The band exuded cultural style, not just a surge in catchy electro indie. Between 2004 and 2007, successful British bands typically cultivated images as ordinary lads discussing ordinary things (Arctic Monkeys, The Wombats, Kaiser Chiefs and The View). The minutiae of awkward social encounters and bus stops were par for the course.
However, Klaxons stopped it with their fascination for fantasy, space, and abstraction. With this band, a new class of artists -- Foals, Metronomy, Late of the Pier -- flitted between fun energy and highbrow, intellectual philosophising. It wasn't just the music that put Klaxons on the front cover of NME every week: it was the ambiguous concept of "nu rave" peddled by the music press that, led by Klaxons, kicked "I Bet You Look Good on the Dancefloor" into touch and made it look irrelevant, unsophisticated, and grey.
Klaxons never liked the in-vogue connotation that came with the "nu-rave" tag, and just as well because NME's infatuation with Klaxons subsided after their album tour. Surfing the Void is an apt name for the following three years, due to this album's protracted creation and the negative publicity associated with recent live shows.
Fallouts with Polydor over new psychedelic songs deemed "too experimental for release" echo Geffen Records, who once tried to sue Neil Young for making music "unrepresentative of Neil Young." In this environment, Klaxons went through three producers. For all the hype, very few critics have labelled this album a disappointment. Rather, there is a sense of foreboding in the mainly positive reviews. Telegraph writer Andrew Perry called Surfing the Void "a real victory from the jaws of defeat."

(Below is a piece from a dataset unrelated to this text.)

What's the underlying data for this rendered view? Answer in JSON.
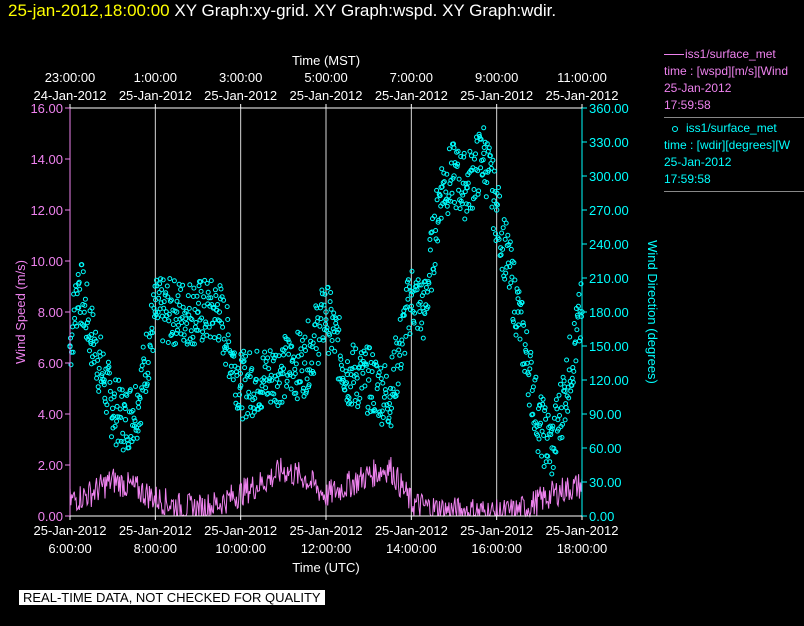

My own take on Surfing the Void is that by ditching the recordings rejected by Polydor, the LP stays true to Myths of the Near Future as far as vibrant choruses and lyrical escapism goes ("clouds of diamond dust," "riding the timewave's origin," etc.)
However, Surfing the Void is less compact than its predecessor: it is unrestrained and distorted. The comparison is similar to the first two Arctic Monkeys records: the debut had clear production and the follow-up was fuzzy and industrial. As it creeps with caution and intrigue, the off-kilter tension and screaming guitars on "Extra Astronomica" could be a track by Bloc Party. "Flashover" is similarly dark, and sounds like the creative outcome of "Atlantis to Interzone" warped into something angry and demonic. The organs on "The Same Space" and unsettling synth melodies on "Valley of the Calm Trees" add to the overall impression that something otherworldly is afoot. That sci-fi concept unites the album and generates a defining atmosphere.
Klaxons typically offer up vague comments to puncture the promotional circus when doing interviews. In one with ITN, Jamie mocks the irritating arrogance of critics and fascination with his band, saying, "It's an enigma; figure it all out." Their tongue-in-cheek suggestions and the record's overblown futurism always point to their philosophising songs being a parody. They like the pomp. "Future Memories" lyrics ("The future's in our memories/the past is just a guess") would be at home in the dialogue of a sci-fi b-movie, for instance. A cat inside an astronaut suit: that's mental.
Overall, I like this album, and I like it because the grandeur of the tracks comes out in a really fun and adventurous way. As I've said, I don't think Klaxons aimed to make a revolutionary concept record; some people just take the mystique they pump into every song too seriously. To me, these 10 songs stick on repeated listens, and as "Echoes" continues its strong stint of radio play, Klaxons enter a new chapter. Hopefully it won't be as ridiculed or pored over as their last.